Dans le monde rural, un déficit de la parole publique
Comment ne pas s’alarmer de la fracture entre les territoires que révèlent les résultats électoraux de ce premier tour de la présidentielle. France de l’Est et France de l’Ouest, disent les experts. Mais surtout vote urbain et vote rural qui s’avèrent profondément différents.
Par Bernard Deljarrie
délégué général de Cap'Com
D’un coté les aires urbaines où un tiers des électeurs votent Macron et où Le Pen est reléguée à la troisième place avec souvent moins de 15 % des voix. De l’autre, les territoires ruraux qui donnent des résultats inverses avec un FN largement en tête et un candidat d’En marche amplement distancé.
Une France réellement coupée en deux. Une moitié des communes appartenant aux 770 aires urbaines, l’autre moitié qui regroupe moins de 10 millions d’habitants (15 % de la population) sur 55 % du territoire. Deux France, deux comportements électoraux profondément distincts, deux situations économiques et sociales aux antipodes.
Ce n’est pas sur les thématiques privilégiées par le FN – insécurité, immigration – que se construit cette opposition. Mais plutôt sur un sentiment prégnant dans le monde rural de n’être plus entendu, d’être relégué loin des centres de décision, de subir seul la disparition des activités économiques, la raréfaction de l’emploi et la dégradation des services publics. Certains marqueurs illustrent depuis longtemps ce fossé, comme la couverture numérique ou la forte inégalité de la géographie médicale.
La situation du monde rural reste liée à la crise de l’agriculture, trop souvent oubliée par une classe politique urbaine. Depuis les années 90, le nombre d’exploitations agricoles a été divisé par deux et le nombre d’emplois agricoles a reculé de près de 70 %. Aujourd’hui l’économie du monde rural n’est plus centrée sur l’agriculture qui ne représente, activités para-agricoles comprises, plus que 12 % de l’emploi rural.
Il faut s’adresser à ces territoires, autrement, plus fortement. Reconstruire des formes d’espaces publics en y associant la diversité des acteurs.
Cette France rurale vivrait-elle dans son monde en crise loin de l’autre France : celle des grandes villes plus dynamiques ? Non, ce qui caractérise l’espace rural c’est bien ses relations de plus en plus fortes avec les pôles urbains qui en forment les centralités. 50 % des travailleurs des territoires ruraux sont employés dans les aires urbaines qui leurs sont proches !

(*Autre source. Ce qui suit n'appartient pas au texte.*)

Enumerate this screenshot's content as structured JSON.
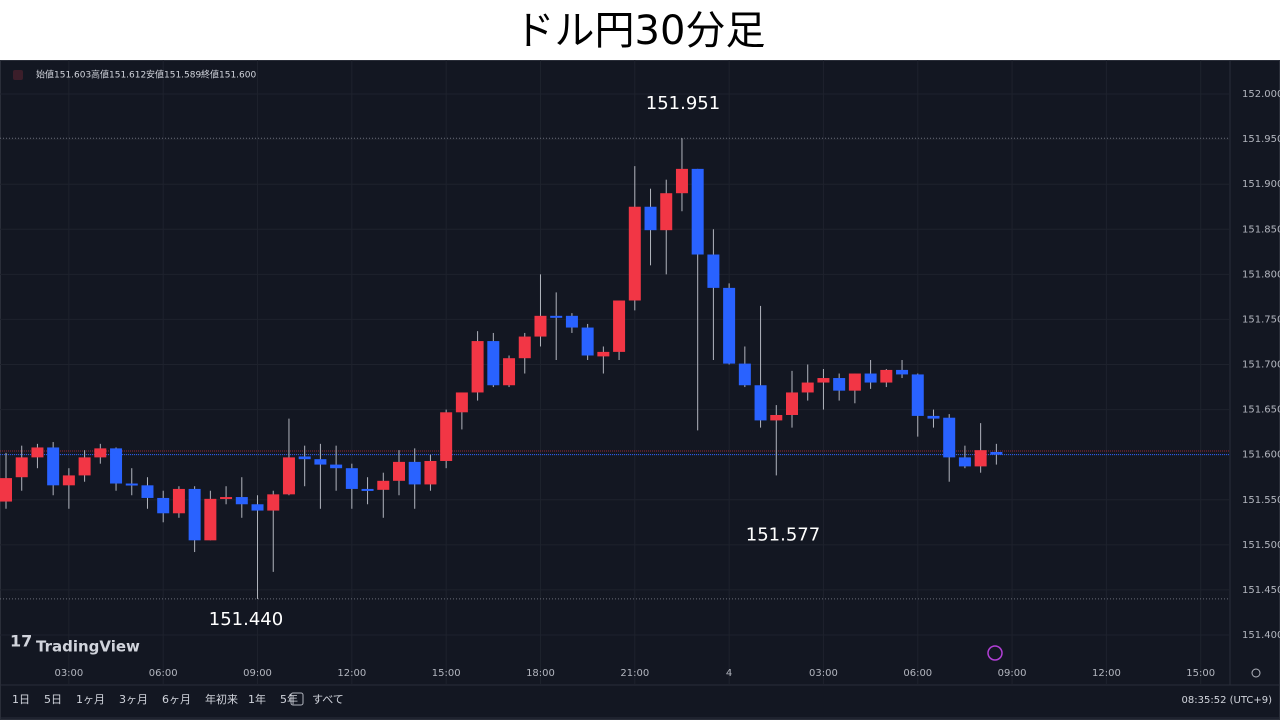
{
  "header": {
    "title": "ドル円30分足"
  },
  "legend": {
    "items": [
      {
        "label": "始値",
        "value": "151.603"
      },
      {
        "label": "高値",
        "value": "151.612"
      },
      {
        "label": "安値",
        "value": "151.589"
      },
      {
        "label": "終値",
        "value": "151.600"
      }
    ]
  },
  "logo": "TradingView",
  "toolbar": {
    "ranges": [
      "1日",
      "5日",
      "1ヶ月",
      "3ヶ月",
      "6ヶ月",
      "年初来",
      "1年",
      "5年",
      "すべて"
    ],
    "clock": "08:35:52 (UTC+9)"
  },
  "chart_data": {
    "type": "candlestick",
    "up_color": "#f23645",
    "down_color": "#2962ff",
    "open": [
      151.548,
      151.575,
      151.597,
      151.608,
      151.566,
      151.577,
      151.597,
      151.607,
      151.568,
      151.566,
      151.552,
      151.535,
      151.562,
      151.505,
      151.551,
      151.553,
      151.545,
      151.538,
      151.556,
      151.598,
      151.595,
      151.589,
      151.585,
      151.562,
      151.561,
      151.571,
      151.592,
      151.567,
      151.593,
      151.647,
      151.669,
      151.726,
      151.677,
      151.707,
      151.731,
      151.754,
      151.754,
      151.741,
      151.709,
      151.714,
      151.771,
      151.875,
      151.849,
      151.89,
      151.917,
      151.822,
      151.785,
      151.701,
      151.677,
      151.638,
      151.644,
      151.669,
      151.68,
      151.685,
      151.671,
      151.69,
      151.68,
      151.694,
      151.689,
      151.643,
      151.641,
      151.597,
      151.587,
      151.603
    ],
    "high": [
      151.602,
      151.61,
      151.612,
      151.614,
      151.585,
      151.605,
      151.612,
      151.608,
      151.585,
      151.575,
      151.56,
      151.565,
      151.565,
      151.56,
      151.565,
      151.575,
      151.555,
      151.56,
      151.64,
      151.61,
      151.612,
      151.61,
      151.59,
      151.575,
      151.58,
      151.605,
      151.607,
      151.6,
      151.65,
      151.668,
      151.737,
      151.735,
      151.71,
      151.735,
      151.8,
      151.78,
      151.757,
      151.745,
      151.72,
      151.77,
      151.92,
      151.895,
      151.905,
      151.951,
      151.917,
      151.85,
      151.79,
      151.72,
      151.765,
      151.655,
      151.693,
      151.7,
      151.695,
      151.69,
      151.69,
      151.705,
      151.695,
      151.705,
      151.69,
      151.65,
      151.645,
      151.61,
      151.635,
      151.612
    ],
    "low": [
      151.54,
      151.56,
      151.585,
      151.555,
      151.54,
      151.57,
      151.59,
      151.56,
      151.555,
      151.54,
      151.525,
      151.53,
      151.492,
      151.505,
      151.545,
      151.53,
      151.44,
      151.47,
      151.555,
      151.565,
      151.54,
      151.56,
      151.54,
      151.545,
      151.53,
      151.555,
      151.54,
      151.56,
      151.585,
      151.628,
      151.66,
      151.675,
      151.675,
      151.69,
      151.72,
      151.705,
      151.735,
      151.705,
      151.69,
      151.705,
      151.76,
      151.81,
      151.8,
      151.87,
      151.627,
      151.705,
      151.7,
      151.675,
      151.63,
      151.577,
      151.63,
      151.66,
      151.65,
      151.66,
      151.657,
      151.673,
      151.675,
      151.685,
      151.62,
      151.63,
      151.57,
      151.585,
      151.58,
      151.589
    ],
    "close": [
      151.574,
      151.597,
      151.608,
      151.566,
      151.577,
      151.597,
      151.607,
      151.568,
      151.566,
      151.552,
      151.535,
      151.562,
      151.505,
      151.551,
      151.553,
      151.545,
      151.538,
      151.556,
      151.597,
      151.595,
      151.589,
      151.585,
      151.562,
      151.561,
      151.571,
      151.592,
      151.567,
      151.593,
      151.647,
      151.669,
      151.726,
      151.677,
      151.707,
      151.731,
      151.754,
      151.752,
      151.741,
      151.71,
      151.714,
      151.771,
      151.875,
      151.849,
      151.89,
      151.917,
      151.822,
      151.785,
      151.701,
      151.677,
      151.638,
      151.644,
      151.669,
      151.68,
      151.685,
      151.671,
      151.69,
      151.68,
      151.694,
      151.689,
      151.643,
      151.64,
      151.597,
      151.587,
      151.605,
      151.6
    ],
    "x_labels": [
      "03:00",
      "06:00",
      "09:00",
      "12:00",
      "15:00",
      "18:00",
      "21:00",
      "4",
      "03:00",
      "06:00",
      "09:00",
      "12:00",
      "15:00"
    ],
    "ylim": [
      151.38,
      152.02
    ],
    "yticks": [
      {
        "value": 152,
        "label": "152.000"
      },
      {
        "value": 151.95,
        "label": "151.950"
      },
      {
        "value": 151.9,
        "label": "151.900"
      },
      {
        "value": 151.85,
        "label": "151.850"
      },
      {
        "value": 151.8,
        "label": "151.800"
      },
      {
        "value": 151.75,
        "label": "151.750"
      },
      {
        "value": 151.7,
        "label": "151.700"
      },
      {
        "value": 151.65,
        "label": "151.650"
      },
      {
        "value": 151.6,
        "label": "151.600"
      },
      {
        "value": 151.55,
        "label": "151.550"
      },
      {
        "value": 151.5,
        "label": "151.500"
      },
      {
        "value": 151.45,
        "label": "151.450"
      },
      {
        "value": 151.4,
        "label": "151.400"
      }
    ],
    "annotations": [
      {
        "value": 151.951,
        "label": "151.951"
      },
      {
        "value": 151.577,
        "label": "151.577"
      },
      {
        "value": 151.44,
        "label": "151.440"
      }
    ],
    "grid": true
  }
}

L’avenir des communes rurales se construira donc avec les métropoles et les grandes villes, qui garantissent le développement de leurs territoires périphériques. C’est cette complémentarité des territoires qui est porteuse d’avenir et non pas le retour à l’esprit de clocher et au repli paysan. La création des grandes intercommunalités illustre cet état de fait.
Comme l’expliquait Philippe Estèbe lors des dernières Rencontres de la communication intercommunale à Nantes, les métropoles, qui n’étaient que des intercommunalités de services, deviennent la nouvelle centralité capable de construire un discours collectif, de tracer un avenir commun, de créer une identité et un sentiment d’appartenance partagé. Mais dans le même temps, les territoires ruraux perdent cet atout. La parole publique y est absente. L’État et ses préfectures ont déserté, les conseils départementaux sont sans moyens, les grands services publics s’éloignent. Ne subsiste que la parole désincarnée de l'Union européenne et des conseils régionaux pourvoyeurs de procédures. Et restent des élus ruraux qui portent difficilement une parole publique d’avenir, faute de représenter la diversité des nouveaux habitants et d’être suffisamment enclins à travailler en concertation pour impulser ou intégrer une dynamique territoriale.

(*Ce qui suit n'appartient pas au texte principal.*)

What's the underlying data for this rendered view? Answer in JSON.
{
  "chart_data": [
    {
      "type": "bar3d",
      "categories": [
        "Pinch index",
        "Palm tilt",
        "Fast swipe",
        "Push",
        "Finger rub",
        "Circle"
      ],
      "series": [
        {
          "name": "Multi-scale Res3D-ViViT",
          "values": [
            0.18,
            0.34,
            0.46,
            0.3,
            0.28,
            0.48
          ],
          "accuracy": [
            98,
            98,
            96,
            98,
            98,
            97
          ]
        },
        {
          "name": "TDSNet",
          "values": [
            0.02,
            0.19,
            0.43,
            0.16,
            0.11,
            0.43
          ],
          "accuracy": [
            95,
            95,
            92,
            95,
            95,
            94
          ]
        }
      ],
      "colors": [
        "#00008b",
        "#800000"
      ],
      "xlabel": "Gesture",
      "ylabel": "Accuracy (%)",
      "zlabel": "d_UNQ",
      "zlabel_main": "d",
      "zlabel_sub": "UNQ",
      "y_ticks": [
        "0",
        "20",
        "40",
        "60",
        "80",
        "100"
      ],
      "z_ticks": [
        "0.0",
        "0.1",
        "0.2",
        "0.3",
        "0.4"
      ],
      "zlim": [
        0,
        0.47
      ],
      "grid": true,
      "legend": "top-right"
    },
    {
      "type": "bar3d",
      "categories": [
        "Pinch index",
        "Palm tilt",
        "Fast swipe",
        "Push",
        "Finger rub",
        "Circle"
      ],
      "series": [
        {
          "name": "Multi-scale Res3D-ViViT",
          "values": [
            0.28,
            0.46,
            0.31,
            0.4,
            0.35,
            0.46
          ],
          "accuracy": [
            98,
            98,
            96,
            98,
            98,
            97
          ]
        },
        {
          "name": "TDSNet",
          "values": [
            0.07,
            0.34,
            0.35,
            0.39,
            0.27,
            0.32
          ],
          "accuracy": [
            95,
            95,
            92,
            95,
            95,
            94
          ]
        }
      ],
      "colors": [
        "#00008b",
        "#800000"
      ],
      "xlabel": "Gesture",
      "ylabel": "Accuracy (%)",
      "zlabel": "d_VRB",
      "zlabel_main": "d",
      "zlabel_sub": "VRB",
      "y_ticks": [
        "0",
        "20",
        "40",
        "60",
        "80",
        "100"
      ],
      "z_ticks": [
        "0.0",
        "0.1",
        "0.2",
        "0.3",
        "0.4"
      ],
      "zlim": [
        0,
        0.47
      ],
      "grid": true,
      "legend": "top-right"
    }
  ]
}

Nombreux sont les communicants publics, ceux des villes-centre, ceux des communautés d’agglomération, sans oublier ceux des communautés de communes qui se dotent de services de communication, qui observent ce déficit de parole. Il faut s’adresser à ces territoires, autrement, plus fortement, avouent-ils. Reconstruire des formes d’espaces publics en y associant la diversité des acteurs. Porter une communication fédératrice qui associe les espaces urbains, périurbains et ruraux. Il faut, comme le suggère Philippe Estèbe, « sortir les débats délibératifs d’une emprise trop territoriale, pour y entremêler des dialogues qui permettent de parler entre les territoires plus que de parler sur les territoires ».